I’m going to keep spotlighting these kinds of stories, because of all the things I don’t want “normalized” by the Trump Administration, the ability to disrupt communities in order to remove people of color from our midst is pretty high on the list.
I don’t know a better way to describe the deportation of Al Adi Othman, a longtime businessman in Youngstown, Ohio.
U.S. Rep. Tim Ryan of Howland, D-13th, released the following statement in response to the deportation of the Youngstown business owner:
“It is a sad day for Amer, his family and our entire community. In a highly irregular rebuke of Congressional authority by ICE, Amer Othman was ripped from his four daughters, his wife, and the country that he has called home for over thirty years. Amer was a pillar of the community and brought commerce to a downtown that craved investment. He hired members of our community. He paid taxes. He did everything right. There are violent criminals walking the streets, yet our government wasted our precious resources incarcerating him.
You know who thought Othman was worthy of staying? Congress, which for years passed “private bills” keeping him off-limits to deportation. But times have changed.
“The Flight 93 Election,” the Trumpist manifesto, rails against “the ceaseless importation of Third World foreigners with no tradition of, taste for, or experience in liberty.” The suggestion? We shouldn’t allow in folks who aren’t committed to the “American idea.”
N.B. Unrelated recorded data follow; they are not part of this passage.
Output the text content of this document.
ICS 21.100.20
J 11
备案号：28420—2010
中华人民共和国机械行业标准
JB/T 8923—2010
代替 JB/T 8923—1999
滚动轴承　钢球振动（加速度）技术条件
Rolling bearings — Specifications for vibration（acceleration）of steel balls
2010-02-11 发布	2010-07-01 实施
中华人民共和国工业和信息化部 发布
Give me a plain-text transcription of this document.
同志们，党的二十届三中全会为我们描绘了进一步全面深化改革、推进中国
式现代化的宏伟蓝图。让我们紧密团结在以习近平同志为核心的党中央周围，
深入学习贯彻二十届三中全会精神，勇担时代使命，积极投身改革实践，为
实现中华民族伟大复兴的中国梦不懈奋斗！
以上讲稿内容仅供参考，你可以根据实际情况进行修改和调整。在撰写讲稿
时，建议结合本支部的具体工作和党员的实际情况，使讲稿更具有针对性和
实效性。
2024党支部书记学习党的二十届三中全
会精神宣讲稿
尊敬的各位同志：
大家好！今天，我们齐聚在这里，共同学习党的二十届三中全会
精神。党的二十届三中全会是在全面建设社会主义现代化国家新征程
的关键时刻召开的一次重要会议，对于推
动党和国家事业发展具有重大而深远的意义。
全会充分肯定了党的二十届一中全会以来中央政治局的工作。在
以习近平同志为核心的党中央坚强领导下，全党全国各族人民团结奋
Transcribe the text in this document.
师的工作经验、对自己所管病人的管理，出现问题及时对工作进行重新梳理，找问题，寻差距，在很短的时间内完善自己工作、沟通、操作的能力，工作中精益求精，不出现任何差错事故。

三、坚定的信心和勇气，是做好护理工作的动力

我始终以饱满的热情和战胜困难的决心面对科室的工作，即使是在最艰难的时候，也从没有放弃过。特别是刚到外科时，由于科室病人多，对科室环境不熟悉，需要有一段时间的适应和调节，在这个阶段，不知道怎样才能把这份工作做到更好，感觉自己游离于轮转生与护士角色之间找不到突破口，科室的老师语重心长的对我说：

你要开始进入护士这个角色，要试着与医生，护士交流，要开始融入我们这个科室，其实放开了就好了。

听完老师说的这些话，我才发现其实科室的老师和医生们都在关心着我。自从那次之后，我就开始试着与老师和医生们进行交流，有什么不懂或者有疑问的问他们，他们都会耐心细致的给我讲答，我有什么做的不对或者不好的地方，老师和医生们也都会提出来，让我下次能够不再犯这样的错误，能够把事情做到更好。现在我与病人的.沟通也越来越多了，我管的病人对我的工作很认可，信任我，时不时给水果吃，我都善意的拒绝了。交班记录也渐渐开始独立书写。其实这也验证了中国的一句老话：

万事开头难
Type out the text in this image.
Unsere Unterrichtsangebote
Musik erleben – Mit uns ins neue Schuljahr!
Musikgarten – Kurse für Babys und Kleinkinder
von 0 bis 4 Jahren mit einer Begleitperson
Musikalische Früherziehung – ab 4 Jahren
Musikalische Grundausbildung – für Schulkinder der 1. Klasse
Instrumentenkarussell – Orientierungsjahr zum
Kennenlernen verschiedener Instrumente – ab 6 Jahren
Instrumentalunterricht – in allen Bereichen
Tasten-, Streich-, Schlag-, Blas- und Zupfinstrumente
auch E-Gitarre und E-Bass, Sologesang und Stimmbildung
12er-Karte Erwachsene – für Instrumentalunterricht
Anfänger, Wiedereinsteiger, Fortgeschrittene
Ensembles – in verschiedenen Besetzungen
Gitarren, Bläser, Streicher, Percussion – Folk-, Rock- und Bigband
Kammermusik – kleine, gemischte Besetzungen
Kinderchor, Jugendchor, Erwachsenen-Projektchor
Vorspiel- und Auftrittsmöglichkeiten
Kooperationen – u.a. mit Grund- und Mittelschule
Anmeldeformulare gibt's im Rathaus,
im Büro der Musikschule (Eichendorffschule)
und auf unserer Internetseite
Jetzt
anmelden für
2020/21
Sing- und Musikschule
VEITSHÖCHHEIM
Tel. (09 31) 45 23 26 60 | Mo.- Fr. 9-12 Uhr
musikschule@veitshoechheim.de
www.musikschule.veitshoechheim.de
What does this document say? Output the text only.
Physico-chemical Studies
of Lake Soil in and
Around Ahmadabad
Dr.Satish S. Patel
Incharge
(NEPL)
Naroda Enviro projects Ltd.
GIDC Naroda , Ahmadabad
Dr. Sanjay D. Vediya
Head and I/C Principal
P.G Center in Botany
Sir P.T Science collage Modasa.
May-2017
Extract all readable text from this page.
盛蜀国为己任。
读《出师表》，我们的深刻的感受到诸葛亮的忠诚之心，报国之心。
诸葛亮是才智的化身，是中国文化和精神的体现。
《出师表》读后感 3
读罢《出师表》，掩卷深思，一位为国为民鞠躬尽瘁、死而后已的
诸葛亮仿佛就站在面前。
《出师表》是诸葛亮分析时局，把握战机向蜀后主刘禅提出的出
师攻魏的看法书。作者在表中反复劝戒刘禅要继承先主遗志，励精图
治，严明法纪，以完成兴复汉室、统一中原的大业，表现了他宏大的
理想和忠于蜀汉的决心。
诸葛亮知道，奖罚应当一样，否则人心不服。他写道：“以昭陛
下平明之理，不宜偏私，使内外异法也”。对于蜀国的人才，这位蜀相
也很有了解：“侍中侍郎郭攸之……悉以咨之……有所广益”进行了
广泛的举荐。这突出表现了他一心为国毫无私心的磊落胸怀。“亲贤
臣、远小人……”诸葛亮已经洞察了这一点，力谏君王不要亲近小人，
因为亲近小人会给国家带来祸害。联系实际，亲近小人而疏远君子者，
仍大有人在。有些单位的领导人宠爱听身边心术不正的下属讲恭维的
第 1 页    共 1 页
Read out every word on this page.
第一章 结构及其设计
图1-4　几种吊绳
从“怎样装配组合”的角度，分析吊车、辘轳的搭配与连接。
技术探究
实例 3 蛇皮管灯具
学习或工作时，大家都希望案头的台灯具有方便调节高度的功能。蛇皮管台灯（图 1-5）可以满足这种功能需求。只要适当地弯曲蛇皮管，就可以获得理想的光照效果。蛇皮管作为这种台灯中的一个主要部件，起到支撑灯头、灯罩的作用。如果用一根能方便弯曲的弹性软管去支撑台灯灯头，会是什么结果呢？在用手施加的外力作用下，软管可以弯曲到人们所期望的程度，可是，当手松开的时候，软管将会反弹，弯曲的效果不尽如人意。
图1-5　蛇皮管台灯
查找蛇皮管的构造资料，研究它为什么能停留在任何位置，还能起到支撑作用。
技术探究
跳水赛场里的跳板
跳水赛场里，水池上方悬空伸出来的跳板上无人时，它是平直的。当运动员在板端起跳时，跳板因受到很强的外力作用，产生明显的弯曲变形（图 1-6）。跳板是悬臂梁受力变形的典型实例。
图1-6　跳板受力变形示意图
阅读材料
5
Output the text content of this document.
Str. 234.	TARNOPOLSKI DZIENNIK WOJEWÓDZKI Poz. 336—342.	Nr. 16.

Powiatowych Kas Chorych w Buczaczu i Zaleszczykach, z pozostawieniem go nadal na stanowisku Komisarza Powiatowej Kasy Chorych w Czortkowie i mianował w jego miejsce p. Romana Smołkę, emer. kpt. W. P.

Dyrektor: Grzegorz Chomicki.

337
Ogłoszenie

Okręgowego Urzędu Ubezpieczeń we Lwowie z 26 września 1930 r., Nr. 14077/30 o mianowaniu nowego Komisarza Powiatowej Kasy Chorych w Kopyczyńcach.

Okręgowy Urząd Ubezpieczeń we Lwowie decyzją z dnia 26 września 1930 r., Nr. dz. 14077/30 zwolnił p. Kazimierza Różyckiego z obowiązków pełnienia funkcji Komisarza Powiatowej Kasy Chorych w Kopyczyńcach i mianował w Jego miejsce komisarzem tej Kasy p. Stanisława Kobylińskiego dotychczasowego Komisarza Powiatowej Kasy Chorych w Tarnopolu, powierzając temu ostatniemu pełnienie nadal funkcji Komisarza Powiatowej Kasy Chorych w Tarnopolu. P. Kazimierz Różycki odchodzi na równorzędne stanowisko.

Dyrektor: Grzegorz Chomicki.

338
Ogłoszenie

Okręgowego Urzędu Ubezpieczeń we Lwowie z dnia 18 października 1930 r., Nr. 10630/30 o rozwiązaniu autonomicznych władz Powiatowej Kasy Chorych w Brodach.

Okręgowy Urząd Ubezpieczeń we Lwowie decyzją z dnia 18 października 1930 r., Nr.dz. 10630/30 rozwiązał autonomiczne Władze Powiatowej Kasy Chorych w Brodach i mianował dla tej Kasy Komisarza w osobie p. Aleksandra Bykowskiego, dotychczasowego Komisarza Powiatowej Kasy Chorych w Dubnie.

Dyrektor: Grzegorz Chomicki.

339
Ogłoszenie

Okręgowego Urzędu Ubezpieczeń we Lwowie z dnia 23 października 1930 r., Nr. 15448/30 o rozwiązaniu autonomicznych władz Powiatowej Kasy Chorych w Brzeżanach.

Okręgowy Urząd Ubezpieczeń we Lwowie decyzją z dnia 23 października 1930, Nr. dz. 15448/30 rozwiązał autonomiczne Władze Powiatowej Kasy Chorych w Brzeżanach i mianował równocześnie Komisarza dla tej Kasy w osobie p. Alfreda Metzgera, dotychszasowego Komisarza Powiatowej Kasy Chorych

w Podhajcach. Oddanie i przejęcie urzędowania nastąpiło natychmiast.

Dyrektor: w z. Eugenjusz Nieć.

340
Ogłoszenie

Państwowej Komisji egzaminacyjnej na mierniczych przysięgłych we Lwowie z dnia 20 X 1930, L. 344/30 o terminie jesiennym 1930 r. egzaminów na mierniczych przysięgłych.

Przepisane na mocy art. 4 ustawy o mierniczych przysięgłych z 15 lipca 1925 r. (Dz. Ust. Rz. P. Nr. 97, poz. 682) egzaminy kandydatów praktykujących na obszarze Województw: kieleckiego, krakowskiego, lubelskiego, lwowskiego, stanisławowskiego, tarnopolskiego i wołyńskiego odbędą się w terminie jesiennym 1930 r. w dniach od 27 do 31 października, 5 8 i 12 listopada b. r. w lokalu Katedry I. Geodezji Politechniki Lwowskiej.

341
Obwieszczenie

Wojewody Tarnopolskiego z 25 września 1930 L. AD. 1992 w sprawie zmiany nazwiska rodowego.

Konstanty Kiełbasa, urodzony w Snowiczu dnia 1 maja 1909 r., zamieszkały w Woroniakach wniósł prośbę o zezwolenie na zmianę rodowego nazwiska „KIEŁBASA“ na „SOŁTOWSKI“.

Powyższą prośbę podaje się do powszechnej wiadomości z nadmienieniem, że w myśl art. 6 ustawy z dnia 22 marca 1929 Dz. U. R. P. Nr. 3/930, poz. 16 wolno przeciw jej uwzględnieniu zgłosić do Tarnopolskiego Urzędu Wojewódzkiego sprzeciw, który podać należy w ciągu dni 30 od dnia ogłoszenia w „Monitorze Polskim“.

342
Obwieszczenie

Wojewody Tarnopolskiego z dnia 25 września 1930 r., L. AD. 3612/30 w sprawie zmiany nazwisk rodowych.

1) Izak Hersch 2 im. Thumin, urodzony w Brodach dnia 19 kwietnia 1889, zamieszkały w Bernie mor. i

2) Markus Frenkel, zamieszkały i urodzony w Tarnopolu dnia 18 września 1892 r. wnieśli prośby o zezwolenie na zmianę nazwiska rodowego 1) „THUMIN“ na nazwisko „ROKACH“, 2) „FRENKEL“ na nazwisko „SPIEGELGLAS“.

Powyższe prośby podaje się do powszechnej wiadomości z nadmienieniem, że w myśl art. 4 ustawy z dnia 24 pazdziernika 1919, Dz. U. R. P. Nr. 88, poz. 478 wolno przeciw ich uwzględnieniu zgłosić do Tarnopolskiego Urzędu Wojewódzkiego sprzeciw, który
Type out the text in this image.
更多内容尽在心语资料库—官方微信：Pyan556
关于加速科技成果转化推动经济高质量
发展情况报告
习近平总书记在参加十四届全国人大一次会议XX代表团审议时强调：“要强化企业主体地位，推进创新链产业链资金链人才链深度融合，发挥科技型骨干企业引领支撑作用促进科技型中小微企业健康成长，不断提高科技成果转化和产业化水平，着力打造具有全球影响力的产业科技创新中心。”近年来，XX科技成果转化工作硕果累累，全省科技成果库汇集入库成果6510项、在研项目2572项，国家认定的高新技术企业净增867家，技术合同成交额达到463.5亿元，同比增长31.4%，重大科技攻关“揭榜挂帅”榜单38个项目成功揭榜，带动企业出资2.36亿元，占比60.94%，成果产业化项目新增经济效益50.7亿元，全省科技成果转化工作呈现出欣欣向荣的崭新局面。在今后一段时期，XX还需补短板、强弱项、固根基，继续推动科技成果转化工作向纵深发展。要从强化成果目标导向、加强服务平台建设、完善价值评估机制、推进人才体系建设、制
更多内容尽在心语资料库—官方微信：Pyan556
Othman’s deportation shows that ideal to be a lie, and suggests again — as if we didn’t know already — that color is the big issue here. He was an employer in a community with a desperate need for jobs. There’s no suggestion that he was anything other than a leading light in his community. He was American in the sense that usually matters most to Republicans: He was a business owner.
The needs of the community, however, are outweighed by Trumpist disgust for outsiders. And so we all suffer a little more. Needlessly.